As a painter, Abby’s works combine multiple subjects (often animal bones and rock formations) into one contained landscape. This merging and questioning of form follows throughout her work in collage and illustration.
Throughout her childhood, Abby was a regular consumer of media and magazines targeted at young girls and teens, such as Seventeen and Vogue. As an adult, she now recognizes that the messages and imagery she saw in this media impacted her perception of herself and the society she was a part of.
In her collage work, Abby utilizes these same magazine pages— as well as mail, advertisements, brochures, books, and other ephemera — to explore questions surrounding identity, society, and the nuanced messages propagated by the media we consume everyday, particularly those messages targeting women and girls.
Her professional expertise in marketing and design further informs her collage works, focusing on page and copy design to interrogate the ways media communicates and influences.

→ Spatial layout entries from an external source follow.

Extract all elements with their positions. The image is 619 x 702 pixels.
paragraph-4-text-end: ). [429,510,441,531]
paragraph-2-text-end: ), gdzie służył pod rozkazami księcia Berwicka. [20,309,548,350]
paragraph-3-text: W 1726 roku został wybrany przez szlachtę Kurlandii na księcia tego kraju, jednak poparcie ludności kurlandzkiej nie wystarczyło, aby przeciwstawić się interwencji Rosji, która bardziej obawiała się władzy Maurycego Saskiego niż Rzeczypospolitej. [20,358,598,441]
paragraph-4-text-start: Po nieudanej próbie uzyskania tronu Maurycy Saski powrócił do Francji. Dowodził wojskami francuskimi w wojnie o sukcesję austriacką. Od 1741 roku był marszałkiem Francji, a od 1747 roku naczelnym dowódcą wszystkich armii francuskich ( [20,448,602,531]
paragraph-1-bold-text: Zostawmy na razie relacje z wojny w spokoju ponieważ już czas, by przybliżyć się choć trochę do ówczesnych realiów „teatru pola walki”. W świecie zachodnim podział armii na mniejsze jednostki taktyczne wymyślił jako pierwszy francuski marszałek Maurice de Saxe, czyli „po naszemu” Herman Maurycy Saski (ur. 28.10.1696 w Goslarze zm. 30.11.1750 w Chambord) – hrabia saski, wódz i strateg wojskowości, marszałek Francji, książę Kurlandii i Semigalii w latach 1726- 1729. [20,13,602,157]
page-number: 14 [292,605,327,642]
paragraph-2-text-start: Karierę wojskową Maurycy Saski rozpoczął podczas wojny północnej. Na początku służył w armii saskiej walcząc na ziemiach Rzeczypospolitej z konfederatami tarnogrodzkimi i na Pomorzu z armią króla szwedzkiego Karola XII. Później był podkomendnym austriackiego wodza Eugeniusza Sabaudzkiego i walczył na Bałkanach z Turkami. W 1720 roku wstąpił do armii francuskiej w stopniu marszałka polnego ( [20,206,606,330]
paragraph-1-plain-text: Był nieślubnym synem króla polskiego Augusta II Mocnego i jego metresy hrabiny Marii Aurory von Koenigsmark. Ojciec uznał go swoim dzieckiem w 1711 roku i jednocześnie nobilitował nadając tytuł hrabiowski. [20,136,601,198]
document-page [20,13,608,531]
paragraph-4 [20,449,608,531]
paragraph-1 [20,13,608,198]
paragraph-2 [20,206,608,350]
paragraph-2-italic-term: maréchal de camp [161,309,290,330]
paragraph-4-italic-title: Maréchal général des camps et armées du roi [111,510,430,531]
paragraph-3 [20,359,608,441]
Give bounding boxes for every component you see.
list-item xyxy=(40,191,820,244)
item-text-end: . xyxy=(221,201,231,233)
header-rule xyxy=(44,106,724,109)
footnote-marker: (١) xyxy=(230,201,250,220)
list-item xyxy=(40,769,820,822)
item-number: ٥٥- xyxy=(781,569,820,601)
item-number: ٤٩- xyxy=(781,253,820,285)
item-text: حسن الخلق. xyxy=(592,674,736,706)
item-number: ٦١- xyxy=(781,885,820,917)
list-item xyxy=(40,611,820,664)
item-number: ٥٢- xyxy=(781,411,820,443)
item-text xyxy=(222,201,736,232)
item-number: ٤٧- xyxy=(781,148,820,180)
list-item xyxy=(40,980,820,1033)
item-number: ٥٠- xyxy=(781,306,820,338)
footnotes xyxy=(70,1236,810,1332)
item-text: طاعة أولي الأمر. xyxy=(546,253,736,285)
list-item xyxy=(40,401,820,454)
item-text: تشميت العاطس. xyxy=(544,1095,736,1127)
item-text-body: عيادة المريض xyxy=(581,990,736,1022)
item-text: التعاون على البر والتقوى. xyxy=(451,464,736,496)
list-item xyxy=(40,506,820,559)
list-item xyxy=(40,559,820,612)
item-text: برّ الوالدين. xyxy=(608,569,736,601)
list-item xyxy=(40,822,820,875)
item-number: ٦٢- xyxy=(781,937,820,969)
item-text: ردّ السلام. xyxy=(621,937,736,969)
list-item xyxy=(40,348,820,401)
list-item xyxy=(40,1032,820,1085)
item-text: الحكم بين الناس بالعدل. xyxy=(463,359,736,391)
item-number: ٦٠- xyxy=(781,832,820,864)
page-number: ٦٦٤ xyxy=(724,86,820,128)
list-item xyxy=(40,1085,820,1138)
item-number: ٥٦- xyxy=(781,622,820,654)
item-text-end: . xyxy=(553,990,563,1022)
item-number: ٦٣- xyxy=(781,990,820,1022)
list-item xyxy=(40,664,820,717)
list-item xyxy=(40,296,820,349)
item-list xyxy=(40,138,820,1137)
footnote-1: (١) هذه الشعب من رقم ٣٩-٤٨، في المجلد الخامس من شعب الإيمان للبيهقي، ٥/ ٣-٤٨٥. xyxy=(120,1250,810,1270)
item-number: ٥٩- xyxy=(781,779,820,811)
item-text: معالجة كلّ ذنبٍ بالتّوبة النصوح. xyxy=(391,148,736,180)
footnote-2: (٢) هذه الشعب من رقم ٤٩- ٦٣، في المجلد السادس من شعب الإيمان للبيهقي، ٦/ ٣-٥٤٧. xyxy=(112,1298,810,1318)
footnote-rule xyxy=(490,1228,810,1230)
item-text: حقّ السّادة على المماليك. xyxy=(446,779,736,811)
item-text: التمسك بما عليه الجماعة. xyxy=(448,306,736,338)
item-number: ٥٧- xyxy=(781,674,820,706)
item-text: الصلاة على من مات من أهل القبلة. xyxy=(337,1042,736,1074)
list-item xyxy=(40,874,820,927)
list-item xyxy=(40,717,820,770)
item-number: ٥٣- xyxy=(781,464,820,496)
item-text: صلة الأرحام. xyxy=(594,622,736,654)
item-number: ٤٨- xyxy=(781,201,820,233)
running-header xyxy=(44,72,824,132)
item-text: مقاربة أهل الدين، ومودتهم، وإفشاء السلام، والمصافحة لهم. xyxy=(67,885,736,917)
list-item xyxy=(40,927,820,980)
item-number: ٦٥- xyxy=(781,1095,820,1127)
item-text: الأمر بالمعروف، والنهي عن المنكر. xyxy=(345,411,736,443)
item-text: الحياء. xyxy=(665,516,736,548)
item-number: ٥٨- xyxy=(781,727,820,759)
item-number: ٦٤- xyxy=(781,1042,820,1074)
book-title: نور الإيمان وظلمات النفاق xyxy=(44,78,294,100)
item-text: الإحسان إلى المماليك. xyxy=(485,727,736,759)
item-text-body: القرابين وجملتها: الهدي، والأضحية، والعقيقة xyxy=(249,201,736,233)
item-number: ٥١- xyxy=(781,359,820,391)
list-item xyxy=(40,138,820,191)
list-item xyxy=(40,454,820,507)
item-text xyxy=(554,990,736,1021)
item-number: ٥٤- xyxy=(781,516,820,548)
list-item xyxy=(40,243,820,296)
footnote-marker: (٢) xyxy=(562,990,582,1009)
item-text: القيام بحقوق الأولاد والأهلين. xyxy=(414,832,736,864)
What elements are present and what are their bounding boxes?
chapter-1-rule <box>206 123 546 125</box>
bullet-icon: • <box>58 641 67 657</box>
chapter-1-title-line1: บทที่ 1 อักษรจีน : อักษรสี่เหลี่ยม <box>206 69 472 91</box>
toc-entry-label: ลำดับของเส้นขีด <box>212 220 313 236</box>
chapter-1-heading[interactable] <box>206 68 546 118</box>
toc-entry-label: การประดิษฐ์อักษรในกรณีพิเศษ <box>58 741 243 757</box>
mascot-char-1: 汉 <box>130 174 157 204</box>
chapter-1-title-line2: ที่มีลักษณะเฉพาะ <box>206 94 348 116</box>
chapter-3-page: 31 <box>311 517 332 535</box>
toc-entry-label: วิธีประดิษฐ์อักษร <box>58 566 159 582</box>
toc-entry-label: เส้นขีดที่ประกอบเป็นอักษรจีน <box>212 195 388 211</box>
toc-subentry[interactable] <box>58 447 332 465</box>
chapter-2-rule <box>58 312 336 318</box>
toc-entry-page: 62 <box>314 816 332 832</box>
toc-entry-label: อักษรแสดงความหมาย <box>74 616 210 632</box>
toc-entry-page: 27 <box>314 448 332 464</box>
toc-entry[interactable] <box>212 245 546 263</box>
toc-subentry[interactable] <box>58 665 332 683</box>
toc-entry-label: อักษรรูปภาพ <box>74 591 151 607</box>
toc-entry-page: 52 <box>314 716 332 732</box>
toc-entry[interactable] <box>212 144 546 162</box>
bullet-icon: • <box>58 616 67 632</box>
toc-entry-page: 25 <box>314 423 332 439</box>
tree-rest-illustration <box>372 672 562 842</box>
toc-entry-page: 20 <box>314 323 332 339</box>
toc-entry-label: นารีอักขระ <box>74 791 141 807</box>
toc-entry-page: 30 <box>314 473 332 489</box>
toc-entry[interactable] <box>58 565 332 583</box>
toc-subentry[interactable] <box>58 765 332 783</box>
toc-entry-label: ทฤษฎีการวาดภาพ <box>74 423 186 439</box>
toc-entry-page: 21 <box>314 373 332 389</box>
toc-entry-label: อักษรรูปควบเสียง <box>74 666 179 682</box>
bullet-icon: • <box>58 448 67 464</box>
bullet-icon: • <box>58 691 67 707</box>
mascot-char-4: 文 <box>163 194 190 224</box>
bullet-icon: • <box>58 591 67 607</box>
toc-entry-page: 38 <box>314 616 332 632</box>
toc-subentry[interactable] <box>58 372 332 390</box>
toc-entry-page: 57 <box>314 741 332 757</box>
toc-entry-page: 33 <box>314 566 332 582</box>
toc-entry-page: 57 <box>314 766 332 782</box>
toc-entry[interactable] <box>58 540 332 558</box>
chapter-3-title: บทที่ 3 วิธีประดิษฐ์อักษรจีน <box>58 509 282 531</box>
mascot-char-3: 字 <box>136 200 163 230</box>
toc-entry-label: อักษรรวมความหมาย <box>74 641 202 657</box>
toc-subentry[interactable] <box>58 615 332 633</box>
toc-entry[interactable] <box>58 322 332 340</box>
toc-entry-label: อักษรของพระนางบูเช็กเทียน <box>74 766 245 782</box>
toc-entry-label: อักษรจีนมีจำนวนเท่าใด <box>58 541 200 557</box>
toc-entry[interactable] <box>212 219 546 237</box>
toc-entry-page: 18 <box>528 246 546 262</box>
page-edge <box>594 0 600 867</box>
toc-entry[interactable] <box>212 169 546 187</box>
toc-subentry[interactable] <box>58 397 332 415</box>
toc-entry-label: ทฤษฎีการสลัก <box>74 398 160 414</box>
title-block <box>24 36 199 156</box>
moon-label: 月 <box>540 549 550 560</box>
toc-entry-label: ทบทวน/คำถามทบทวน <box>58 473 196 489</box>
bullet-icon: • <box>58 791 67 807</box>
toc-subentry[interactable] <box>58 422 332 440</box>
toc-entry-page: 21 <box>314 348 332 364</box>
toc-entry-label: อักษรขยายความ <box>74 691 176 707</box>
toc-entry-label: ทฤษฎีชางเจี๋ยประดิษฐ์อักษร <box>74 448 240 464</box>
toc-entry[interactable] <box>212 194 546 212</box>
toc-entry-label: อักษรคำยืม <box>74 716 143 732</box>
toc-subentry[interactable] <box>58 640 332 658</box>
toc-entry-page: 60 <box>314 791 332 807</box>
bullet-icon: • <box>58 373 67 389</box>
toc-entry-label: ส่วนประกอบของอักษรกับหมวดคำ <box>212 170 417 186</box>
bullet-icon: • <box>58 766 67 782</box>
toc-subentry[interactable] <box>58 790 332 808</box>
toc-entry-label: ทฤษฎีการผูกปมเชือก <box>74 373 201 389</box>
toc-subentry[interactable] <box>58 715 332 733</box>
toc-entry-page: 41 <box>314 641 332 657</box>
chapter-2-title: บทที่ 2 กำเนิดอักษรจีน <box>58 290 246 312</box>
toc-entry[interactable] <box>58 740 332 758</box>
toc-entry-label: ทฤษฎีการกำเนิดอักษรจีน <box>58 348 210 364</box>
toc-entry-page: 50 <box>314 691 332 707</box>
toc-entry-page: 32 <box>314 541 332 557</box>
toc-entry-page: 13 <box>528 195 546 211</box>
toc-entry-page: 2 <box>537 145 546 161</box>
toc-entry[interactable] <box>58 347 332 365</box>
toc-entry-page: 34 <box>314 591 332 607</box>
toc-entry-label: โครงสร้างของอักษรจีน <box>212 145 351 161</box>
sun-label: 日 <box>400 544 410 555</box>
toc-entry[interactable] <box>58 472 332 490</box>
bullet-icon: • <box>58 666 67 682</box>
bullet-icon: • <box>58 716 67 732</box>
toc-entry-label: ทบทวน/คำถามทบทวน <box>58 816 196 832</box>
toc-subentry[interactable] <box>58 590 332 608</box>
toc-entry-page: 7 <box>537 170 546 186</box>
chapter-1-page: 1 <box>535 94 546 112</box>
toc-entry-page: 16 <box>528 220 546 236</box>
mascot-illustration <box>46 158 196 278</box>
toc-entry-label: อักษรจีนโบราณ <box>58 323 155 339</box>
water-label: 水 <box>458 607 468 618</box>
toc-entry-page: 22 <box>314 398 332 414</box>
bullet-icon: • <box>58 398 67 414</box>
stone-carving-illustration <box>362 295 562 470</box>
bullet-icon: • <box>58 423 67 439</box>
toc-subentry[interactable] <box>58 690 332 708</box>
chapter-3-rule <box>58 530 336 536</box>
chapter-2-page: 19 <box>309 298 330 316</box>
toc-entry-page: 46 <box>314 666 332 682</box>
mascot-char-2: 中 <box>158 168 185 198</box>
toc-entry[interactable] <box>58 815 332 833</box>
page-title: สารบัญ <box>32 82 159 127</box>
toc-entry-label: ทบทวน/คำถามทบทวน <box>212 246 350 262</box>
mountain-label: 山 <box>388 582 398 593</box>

As Abby's art practice evolved, she expanded into digital art making. As more of our media is forced to move to a digital-only format, embracing digital collage enables Abby to continue to dissect and recontextualize the relentless stream of marketing collateral we encounter on a daily basis.
Abby also explores contemporary fashion and form in her digital illustrations. As fashion has been a life-long fascination for her, fashion illustration provides at outlet for her to explore contemporary design, experimenting with the effects of pattern, color scheme, and background variations on the overall interpretation of a composition.